For altcoins to gain meaningful upward momentum, we would need to see either increased demand driven by real-world use cases or a liquidity surge similar to that during the 2020–2021 cycle. However, based on the indicators we track, a significant liquidity influx into the crypto market appears unlikely — making an altcoin rally improbable in the near term.
The U.S. Federal Reserve will likely keep interest rates unchanged through the summer as it evaluates the inflationary impact of Trump’s proposed tariffs. While markets are pricing in four rate cuts for 2025, Fed Chair Powell has emphasized a cautious approach in assessing the economic effects of these proposals.
More recently, stablecoin minting has sharply declined, and this micro-liquidity signal supports the view that Bitcoin will likely remain around the $80,000 to $90,000 range for now. However, it’s unlikely to stay completely stagnant. Trading volumes, including in Bitcoin ETFs, remain subdued, suggesting limited speculative activity. Investors appear preoccupied with their underperforming equity portfolios, as Trump’s push to renegotiate trade agreements and reshape the global order weighs heavily on markets.
Interestingly, this has weakened the U.S. dollar. Since the global money supply is often measured in USD terms, a weaker dollar mechanically inflates the money supply. This effect has historically been supportive of Bitcoin prices.
Bitcoin’s survival was often questioned in past bear markets, mainly due to fears of regulatory crackdowns or outright bans. That risk has now diminished significantly, which helps explain why Bitcoin is holding up far better during the current correction than in previous cycles.

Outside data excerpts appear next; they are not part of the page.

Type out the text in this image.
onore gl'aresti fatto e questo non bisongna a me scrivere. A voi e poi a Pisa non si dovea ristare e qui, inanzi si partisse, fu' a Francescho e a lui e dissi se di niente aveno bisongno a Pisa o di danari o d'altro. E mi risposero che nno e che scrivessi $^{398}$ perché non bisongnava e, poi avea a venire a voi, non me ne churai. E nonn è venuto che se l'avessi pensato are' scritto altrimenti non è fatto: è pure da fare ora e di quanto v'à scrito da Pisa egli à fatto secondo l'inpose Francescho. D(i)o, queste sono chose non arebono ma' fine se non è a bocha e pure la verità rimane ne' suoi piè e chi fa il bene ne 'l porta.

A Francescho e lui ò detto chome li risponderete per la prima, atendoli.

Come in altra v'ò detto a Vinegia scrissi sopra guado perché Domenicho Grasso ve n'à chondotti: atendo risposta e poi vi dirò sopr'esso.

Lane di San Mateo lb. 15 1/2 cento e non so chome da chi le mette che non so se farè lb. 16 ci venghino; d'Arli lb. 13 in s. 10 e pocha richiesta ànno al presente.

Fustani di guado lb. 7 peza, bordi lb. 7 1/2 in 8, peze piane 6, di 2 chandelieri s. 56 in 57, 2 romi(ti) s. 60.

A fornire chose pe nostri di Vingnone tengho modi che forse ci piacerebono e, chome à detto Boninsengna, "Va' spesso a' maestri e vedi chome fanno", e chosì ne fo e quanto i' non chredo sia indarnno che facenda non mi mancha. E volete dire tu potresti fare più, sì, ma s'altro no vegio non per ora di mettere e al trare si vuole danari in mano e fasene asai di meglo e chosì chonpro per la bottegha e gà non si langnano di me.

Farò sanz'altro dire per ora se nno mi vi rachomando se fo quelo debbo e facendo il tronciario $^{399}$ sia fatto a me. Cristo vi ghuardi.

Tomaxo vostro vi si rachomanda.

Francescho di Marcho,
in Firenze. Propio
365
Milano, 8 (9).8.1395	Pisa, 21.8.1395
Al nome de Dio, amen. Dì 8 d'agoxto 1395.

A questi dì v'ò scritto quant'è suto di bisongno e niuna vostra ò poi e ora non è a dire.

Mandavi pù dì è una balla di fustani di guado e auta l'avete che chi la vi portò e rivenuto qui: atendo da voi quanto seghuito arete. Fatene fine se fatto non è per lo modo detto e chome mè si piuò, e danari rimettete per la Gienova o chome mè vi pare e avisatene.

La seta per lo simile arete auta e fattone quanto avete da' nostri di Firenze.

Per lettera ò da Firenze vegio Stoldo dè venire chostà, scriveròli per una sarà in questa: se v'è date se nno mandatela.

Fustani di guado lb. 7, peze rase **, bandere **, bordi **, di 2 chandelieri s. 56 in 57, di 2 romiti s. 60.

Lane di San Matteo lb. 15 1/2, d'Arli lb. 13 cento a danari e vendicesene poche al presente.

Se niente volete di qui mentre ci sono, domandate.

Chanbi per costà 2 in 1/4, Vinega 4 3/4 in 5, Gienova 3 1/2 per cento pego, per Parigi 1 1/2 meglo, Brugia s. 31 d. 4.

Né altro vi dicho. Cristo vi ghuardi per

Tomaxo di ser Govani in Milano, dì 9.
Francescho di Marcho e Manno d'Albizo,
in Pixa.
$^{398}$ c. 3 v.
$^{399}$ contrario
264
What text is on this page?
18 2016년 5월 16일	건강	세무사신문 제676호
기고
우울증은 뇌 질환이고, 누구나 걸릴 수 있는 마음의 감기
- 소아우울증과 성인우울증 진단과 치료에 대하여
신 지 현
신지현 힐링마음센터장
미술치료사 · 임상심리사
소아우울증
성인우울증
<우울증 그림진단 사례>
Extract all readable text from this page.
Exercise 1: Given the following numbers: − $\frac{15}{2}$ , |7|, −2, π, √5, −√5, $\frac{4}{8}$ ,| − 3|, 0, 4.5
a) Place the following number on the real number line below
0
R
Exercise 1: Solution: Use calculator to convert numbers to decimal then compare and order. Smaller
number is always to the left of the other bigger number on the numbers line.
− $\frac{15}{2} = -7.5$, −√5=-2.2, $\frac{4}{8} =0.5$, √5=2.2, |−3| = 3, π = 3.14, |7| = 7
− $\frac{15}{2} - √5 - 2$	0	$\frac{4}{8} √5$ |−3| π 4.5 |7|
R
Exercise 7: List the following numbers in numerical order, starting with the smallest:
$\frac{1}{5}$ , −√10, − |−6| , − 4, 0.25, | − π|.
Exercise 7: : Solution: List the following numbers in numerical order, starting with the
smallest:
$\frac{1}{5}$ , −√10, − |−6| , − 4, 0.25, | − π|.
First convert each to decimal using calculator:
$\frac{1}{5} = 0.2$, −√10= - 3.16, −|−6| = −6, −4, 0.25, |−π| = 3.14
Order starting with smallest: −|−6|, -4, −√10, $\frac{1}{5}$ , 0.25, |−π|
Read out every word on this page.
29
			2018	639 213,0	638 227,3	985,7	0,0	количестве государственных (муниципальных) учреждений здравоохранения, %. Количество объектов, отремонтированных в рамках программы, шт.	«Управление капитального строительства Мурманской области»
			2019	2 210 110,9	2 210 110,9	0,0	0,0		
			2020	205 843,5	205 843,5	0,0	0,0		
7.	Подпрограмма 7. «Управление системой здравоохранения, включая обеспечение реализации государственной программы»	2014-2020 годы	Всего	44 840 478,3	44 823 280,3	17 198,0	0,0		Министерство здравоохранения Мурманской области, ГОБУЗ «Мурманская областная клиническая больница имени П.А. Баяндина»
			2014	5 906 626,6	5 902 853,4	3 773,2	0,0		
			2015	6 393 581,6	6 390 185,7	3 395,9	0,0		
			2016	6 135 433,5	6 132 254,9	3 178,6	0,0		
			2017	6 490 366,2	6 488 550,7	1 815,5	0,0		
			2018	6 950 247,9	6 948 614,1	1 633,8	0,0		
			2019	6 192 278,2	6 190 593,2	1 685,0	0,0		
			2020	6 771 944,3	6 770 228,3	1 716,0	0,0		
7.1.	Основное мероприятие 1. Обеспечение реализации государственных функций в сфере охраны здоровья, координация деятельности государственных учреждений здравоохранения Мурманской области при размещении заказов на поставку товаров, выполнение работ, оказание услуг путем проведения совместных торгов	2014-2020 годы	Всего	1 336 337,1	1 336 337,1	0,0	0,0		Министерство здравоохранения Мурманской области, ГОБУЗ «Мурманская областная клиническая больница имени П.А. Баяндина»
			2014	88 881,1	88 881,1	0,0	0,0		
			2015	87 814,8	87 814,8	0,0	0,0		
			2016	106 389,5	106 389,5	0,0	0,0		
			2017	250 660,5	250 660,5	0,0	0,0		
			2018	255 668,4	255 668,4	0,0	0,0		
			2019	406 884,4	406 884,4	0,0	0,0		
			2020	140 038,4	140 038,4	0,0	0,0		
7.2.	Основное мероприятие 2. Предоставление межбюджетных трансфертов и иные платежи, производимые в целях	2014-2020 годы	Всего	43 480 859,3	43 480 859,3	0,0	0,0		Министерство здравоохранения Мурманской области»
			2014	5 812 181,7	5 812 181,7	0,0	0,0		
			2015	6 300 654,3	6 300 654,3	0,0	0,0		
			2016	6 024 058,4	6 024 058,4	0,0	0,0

Disclaimer: The above content is for informational purposes and reference only. The content does not constitute investment advice. Digital asset transactions can be precarious and volatile. Investment decisions should be made after carefully considering individual circumstances and consulting financial professionals. Matrixport is not responsible for any investment decisions based on the information provided in this content.